In the rest of the proof we show that the identifications of the left and right hand side of (46.6.2.1) given in the second and third paragraph are in fact given by (46.6.2.1). To make our formulas manageable we will use $(-, -)_X = R\mathop{\mathrm{Hom}}\nolimits_X(-, -)$, use $- \otimes A'$ in stead of $- \otimes_A^\mathbf{L} A'$, and we will abbreviate $g^* = Lg^*$ and $f_* = Rf_*$. Consider the following commutative diagram $$ \xymatrix{ ((g')^*M, (g')^*a(K))_{X'} \ar[d] & (M, a(K))_X \otimes A' \ar[l]^-\alpha \ar[d] & (f_*M, K)_Y \otimes A' \ar@{=}[l] \ar[d] \\ ((g')^*M, (g')^*a(g_*g^*K))_{X'} & (M, a(g_*g^*K))_X \otimes A' \ar[l]^-\alpha & (f_*M, g_*g^*K)_Y \otimes A' \ar@{=}[l] \ar@/_4pc/[dd]_{\mu'} \\ ((g')^*M, (g')^*g'_*a'(g^*K))_{X'} \ar[u] \ar[d] & (M, g'_*a'(g^*K))_X \otimes A' \ar[u] \ar[l]^-\alpha \ar[ld]^\mu & (f_*M, K) \otimes A' \ar[d]^\beta \\ ((g')^*M, a'(g^*K))_{X'} & (f'_*(g')^*M, g^*K)_{Y'} \ar@{=}[l] \ar[r] & (g^*f_*M, g^*K)_{Y'} } $$ The arrows labeled $\alpha$ are the maps from Derived Categories of Schemes, Lemma 35.21.4 for the diagram with corners $X', X, Y', Y$. The upper part of the diagram is commutative as the horizontal arrows are functorial in the entries. The middle vertical arrows come from the invertible transformation $g'_* \circ a' \to a \circ g_*$ of Lemma 46.4.1 and therefore the middle square is commutative. Going down the left hand side is (46.6.2.1). The upper horizontal arrows provide the identifications used in the second paragraph of the proof. The lower horizontal arrows including $\beta$ provide the identifications used in the third paragraph of the proof. Given $E \in D(A)$, $E' \in D(A')$, and $c : E \to E'$ in $D(A)$ we will denote $\mu_c : E \otimes A' \to E'$ the map induced by $c$ and the adjointness of restriction and base change; if $c$ is clear we write $\mu = \mu_c$, i.e., we drop $c$ from the notation. The map $\mu$ in the diagram is of this form with $c$ given by the identification $(M, g'_*a(g^*K))_X = ((g')^*M, a'(g^*K))_{X'}$ ; the triangle involving $\mu$ is commutative by Derived Categories of Schemes, Remark 35.21.5.

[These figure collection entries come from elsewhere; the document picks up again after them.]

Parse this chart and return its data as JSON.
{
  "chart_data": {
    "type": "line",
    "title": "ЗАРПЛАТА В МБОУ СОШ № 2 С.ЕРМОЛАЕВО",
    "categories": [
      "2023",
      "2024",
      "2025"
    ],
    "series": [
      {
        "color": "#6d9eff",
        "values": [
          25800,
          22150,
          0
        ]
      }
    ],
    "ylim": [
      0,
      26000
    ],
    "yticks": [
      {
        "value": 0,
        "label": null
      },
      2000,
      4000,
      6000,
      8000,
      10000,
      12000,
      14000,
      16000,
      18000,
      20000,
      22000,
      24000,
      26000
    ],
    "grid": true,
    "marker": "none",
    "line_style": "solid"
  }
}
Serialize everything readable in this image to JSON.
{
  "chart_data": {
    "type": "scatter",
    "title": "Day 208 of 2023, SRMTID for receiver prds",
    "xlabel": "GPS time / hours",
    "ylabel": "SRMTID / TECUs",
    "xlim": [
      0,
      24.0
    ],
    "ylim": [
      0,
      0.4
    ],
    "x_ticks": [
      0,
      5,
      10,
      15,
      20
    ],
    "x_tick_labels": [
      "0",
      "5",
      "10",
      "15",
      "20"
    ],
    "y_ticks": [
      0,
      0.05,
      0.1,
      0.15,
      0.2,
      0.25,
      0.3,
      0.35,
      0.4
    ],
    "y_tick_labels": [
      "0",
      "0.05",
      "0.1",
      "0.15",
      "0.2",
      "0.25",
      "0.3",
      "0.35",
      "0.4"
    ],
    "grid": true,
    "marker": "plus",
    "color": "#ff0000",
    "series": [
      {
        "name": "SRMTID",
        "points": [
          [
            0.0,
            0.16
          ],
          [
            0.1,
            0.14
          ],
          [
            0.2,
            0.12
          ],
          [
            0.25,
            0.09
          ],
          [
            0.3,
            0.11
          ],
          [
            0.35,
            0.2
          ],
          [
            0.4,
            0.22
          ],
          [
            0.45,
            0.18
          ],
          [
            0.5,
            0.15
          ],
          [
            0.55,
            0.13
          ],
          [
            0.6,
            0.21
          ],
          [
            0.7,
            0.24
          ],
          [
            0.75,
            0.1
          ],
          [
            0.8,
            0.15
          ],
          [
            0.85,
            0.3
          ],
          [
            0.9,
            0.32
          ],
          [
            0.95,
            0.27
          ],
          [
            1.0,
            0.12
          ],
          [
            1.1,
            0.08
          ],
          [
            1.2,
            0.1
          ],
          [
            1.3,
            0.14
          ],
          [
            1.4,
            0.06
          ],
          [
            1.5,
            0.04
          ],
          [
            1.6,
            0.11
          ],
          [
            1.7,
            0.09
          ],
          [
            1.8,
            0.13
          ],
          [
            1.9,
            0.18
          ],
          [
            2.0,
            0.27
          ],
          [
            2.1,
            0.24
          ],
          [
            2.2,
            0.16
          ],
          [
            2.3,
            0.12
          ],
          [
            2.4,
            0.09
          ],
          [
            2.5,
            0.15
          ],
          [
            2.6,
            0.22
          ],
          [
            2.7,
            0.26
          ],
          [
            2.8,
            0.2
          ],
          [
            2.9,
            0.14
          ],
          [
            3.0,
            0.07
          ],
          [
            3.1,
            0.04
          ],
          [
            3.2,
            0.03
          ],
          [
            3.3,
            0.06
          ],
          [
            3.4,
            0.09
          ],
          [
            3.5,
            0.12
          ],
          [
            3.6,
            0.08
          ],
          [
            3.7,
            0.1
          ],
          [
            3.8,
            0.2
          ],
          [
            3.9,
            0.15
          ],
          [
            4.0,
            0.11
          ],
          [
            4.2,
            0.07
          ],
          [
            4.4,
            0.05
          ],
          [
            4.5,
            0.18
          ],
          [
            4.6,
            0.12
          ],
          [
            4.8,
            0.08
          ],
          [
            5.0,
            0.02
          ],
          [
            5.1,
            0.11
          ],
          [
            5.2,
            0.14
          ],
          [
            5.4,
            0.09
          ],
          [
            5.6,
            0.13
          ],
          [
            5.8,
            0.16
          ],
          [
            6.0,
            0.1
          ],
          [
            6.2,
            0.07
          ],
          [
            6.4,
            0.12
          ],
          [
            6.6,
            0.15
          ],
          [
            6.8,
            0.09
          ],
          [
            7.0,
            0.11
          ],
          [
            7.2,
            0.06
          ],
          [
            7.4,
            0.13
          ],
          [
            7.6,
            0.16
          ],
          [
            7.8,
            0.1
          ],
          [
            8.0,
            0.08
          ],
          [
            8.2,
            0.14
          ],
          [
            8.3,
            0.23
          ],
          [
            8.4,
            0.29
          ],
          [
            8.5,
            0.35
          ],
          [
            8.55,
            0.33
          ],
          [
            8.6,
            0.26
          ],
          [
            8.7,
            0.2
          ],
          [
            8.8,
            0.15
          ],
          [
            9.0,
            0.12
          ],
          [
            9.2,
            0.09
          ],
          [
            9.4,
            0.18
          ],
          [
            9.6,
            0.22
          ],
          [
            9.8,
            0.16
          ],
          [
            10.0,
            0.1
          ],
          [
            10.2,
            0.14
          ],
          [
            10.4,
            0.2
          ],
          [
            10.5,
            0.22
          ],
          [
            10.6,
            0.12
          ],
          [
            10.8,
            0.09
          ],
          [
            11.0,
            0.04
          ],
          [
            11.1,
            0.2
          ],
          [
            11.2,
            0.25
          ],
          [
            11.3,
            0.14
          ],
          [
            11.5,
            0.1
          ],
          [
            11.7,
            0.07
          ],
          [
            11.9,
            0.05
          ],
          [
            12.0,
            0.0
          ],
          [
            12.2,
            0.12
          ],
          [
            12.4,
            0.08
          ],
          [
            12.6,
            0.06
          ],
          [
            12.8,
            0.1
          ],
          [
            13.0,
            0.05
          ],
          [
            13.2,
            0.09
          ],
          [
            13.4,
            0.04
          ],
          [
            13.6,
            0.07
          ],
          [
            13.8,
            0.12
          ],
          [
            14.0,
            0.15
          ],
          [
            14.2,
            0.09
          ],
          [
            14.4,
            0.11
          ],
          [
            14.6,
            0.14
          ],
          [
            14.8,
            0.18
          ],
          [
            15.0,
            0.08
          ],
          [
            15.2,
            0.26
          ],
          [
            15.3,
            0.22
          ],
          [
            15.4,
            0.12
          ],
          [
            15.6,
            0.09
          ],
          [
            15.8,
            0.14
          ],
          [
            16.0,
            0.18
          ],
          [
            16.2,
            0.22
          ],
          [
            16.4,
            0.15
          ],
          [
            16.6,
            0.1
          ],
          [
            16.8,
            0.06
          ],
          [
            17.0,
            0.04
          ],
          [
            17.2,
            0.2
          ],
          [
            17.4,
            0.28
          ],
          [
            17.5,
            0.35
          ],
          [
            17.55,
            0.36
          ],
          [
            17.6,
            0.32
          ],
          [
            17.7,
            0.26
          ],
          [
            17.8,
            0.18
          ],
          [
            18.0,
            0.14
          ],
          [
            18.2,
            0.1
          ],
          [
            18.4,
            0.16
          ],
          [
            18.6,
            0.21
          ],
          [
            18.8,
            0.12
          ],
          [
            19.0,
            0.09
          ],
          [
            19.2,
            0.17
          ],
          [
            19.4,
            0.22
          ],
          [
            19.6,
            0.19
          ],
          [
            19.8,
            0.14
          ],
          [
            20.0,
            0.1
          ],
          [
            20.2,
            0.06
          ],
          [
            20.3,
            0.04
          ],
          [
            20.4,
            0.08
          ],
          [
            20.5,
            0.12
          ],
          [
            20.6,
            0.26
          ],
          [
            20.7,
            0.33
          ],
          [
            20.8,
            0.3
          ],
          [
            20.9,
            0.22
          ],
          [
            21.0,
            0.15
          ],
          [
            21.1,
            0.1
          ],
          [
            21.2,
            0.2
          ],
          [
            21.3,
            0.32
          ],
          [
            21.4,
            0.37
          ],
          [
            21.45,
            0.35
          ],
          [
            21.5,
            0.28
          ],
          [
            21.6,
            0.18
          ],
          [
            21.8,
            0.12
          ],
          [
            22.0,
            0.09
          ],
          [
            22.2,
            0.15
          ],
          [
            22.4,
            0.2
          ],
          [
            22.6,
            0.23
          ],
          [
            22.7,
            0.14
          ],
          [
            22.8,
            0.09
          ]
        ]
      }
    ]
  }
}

Observe that $$ \xymatrix{ (M, a(g_*g^*K))_X & (f_*M, g_* g^*K)_Y \ar@{=}[l] & (g^*f_*M, g^*K)_{Y'} \ar@{=}[l] \\ (M, g'_* a'(g^*K))_X \ar[u] & ((g')^*M, a'(g^*K))_{X'} \ar@{=}[l] & (f'_*(g')^*M, g^*K)_{Y'} \ar@{=}[l] \ar[u] } $$ is commutative by the very definition of the transformation $g'_* \circ a' \to a \circ g_*$. Letting $\mu'$ be as above corresponding to the identification $(f_*M, g_*g^*K)_X = (g^*f_*M, g^*K)_{Y'}$, then the hexagon commutes as well. Thus it suffices to show that $\beta$ is equal to the composition of $(f_*M, K)_Y \otimes A' \to (f_*M, g_*g^*K)_X \otimes A'$ and $\mu'$. To do this, it suffices to prove the two induced maps $(f_*M, K)_Y \to (g^*f_*M, g^*K)_{Y'}$ are the same. In other words, it suffices to show the diagram $$ \xymatrix{ R\mathop{\mathrm{Hom}}\nolimits_A(E, K) \ar[rr]_{\text{induced by }\beta} \ar[rd] & & R\mathop{\mathrm{Hom}}\nolimits_{A'}(E \otimes_A^\mathbf{L} A', K \otimes_A^\mathbf{L} A') \\ & R\mathop{\mathrm{Hom}}\nolimits_A(E, K \otimes_A^\mathbf{L} A') \ar[ru] } $$ commutes for all $E, K \in D(A)$. Since this is how $\beta$ is constructed in More on Algebra, Section 15.85 the proof is complete. $\square$

The code snippet corresponding to this tag is a part of the file `duality.tex` and is located in lines 1278–1300 (see updates for more information).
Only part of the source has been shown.